Of course, things will be tough. Gilding compares the Great Disruption that started with the banking crisis of 2008 to James Howard Kunstler’s Long Emergency, an extended period of resource wars with refugees, nationalism and fear. But this period of peril will also have its upside and will “ultimately take human society to a higher evolutionary state, where we will address centuries-old challenges left over from our lower-order animal state — like poverty, consumerism, and conflict.”
Are we finished?
Recent history has given us ample reason to believe with Gilding that society will probably remain in denial about climate until something really bad happens. And recognizing that, I’m grateful for Gilding’s hopefulness:
Feeling despair and a sense of futility is not just an emotional response driven by personality type. According to some seriously wise and highly informed people [such as James Lovelock in the Vanishing Face of Gaia: A Final Warning or Clive Hamilton in Requiem for a Species], it is a rational conclusion, drawing on human history and the scientific evidence. While I have absolutely been in that space, I have now come out of it, and I think they are wrong.
Gilding’s solution, the end of economic growth, seems the only real approach out there to deal with both climate change and peak oil, which to his credit, Gilding doesn’t gloss over like so many writers on climate.
Easier said than done to change course after two centuries of expansion, but Gilding thinks attitudes will change quickly and denial will disappear at the zero hour.

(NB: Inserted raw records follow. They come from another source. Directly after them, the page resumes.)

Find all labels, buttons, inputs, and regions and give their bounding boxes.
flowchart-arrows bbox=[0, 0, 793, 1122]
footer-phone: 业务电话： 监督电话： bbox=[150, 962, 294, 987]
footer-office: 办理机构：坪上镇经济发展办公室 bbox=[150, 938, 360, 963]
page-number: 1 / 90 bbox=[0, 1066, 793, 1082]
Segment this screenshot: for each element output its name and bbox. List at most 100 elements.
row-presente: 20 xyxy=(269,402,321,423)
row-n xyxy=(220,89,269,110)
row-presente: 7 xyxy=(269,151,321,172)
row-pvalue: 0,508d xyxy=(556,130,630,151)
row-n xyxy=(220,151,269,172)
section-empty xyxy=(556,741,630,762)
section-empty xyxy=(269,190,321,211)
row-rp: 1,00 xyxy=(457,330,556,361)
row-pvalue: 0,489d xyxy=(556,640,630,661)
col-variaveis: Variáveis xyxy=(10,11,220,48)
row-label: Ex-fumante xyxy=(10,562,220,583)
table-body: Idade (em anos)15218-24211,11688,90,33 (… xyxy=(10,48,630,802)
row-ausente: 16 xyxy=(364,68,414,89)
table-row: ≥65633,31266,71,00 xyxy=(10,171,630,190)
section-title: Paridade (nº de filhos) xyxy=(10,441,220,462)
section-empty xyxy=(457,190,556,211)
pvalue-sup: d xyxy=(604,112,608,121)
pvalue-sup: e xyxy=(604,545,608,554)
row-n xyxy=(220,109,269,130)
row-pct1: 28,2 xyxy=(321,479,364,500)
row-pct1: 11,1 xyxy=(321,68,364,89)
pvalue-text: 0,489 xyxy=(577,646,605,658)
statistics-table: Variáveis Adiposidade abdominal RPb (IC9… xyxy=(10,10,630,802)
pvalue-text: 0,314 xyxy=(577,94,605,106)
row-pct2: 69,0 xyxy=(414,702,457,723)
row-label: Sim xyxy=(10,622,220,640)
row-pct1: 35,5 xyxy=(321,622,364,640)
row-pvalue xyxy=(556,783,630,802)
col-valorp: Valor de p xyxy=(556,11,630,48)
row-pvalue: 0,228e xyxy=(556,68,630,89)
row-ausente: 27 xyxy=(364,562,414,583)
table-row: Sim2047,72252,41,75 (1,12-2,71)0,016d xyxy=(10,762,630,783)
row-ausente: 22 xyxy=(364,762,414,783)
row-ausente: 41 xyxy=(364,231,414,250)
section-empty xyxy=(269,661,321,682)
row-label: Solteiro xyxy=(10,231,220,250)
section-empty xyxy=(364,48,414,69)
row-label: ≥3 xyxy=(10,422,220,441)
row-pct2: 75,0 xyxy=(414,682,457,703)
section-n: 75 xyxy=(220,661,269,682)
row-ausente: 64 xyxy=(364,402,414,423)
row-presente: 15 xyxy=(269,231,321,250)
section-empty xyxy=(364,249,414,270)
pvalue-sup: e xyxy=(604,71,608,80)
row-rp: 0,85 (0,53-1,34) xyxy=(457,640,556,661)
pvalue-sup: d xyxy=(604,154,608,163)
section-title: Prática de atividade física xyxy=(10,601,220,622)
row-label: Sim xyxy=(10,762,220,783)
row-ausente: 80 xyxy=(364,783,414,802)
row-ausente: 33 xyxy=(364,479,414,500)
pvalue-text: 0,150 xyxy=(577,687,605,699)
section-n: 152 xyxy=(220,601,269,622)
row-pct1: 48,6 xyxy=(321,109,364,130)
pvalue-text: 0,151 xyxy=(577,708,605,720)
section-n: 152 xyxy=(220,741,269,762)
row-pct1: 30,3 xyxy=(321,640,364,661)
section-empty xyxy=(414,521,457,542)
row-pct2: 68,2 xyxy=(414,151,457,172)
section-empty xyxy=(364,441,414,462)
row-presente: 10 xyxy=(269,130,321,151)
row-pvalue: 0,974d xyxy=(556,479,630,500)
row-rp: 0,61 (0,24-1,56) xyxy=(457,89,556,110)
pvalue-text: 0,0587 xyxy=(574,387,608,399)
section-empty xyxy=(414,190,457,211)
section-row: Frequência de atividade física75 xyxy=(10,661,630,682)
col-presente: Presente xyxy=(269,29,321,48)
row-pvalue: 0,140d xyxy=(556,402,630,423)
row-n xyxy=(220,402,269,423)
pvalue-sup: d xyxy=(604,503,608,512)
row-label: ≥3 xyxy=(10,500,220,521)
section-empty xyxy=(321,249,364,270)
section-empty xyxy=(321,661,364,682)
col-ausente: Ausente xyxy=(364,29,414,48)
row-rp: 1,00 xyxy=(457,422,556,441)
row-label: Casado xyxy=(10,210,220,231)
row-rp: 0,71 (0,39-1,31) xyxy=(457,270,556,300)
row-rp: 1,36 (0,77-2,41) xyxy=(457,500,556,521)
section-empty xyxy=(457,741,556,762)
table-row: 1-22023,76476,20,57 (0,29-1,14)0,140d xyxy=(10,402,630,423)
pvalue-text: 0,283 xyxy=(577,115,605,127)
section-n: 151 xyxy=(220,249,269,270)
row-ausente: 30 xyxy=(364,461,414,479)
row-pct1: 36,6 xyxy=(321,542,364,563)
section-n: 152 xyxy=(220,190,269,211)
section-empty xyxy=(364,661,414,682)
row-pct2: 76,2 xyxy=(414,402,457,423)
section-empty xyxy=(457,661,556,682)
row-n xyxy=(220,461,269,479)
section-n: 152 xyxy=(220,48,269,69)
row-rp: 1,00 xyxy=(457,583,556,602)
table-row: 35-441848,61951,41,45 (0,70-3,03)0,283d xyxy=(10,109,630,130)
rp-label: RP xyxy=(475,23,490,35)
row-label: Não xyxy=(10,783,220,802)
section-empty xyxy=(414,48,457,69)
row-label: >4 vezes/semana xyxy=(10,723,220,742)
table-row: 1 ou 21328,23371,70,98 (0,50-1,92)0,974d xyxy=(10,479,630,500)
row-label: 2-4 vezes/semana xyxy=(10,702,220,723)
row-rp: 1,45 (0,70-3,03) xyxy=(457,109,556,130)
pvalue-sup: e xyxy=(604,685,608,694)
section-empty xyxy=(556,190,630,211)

And a small businessperson will lead them
What gives me pause is that Gilding’s solutions section sounds a lot like what you’d hear at a software industry confab from a high-priced sustainability consultant, which is what Gilding became after he left Greenpeace. Unlike Kunstler, who sees a near total collapse of industrial civilization where Asian pirates ravage the US West Coast, Gilding’s Great Disruption is not quite as, well, disruptive.
Instead, Gilding imagines the coming tribulation as a boom for innovation, a chance for the right kind of techy entrepreneur to make a killing in business. In this, he’s not that different from sustainability business boosters like Amory Lovins or Bill McDonough. And like such techno-optimists, I wonder if Gilding has sufficiently considered the threat to technology, manufacturing and computerization — not to mention global trade — represented by peak oil and energy depletion in general.
As to the “end of shopping,” which is what attracted me to Gilding’s book in the first place, let’s just say, with apologies to Mark Twain, that reports of shopping’s demise in Gilding’s book have been greatly exaggerated.
Sure, Gilding wants us to get over recreational shopping and extreme consumerism. But somebody’s got to be the market for all the hot new technology from his clients.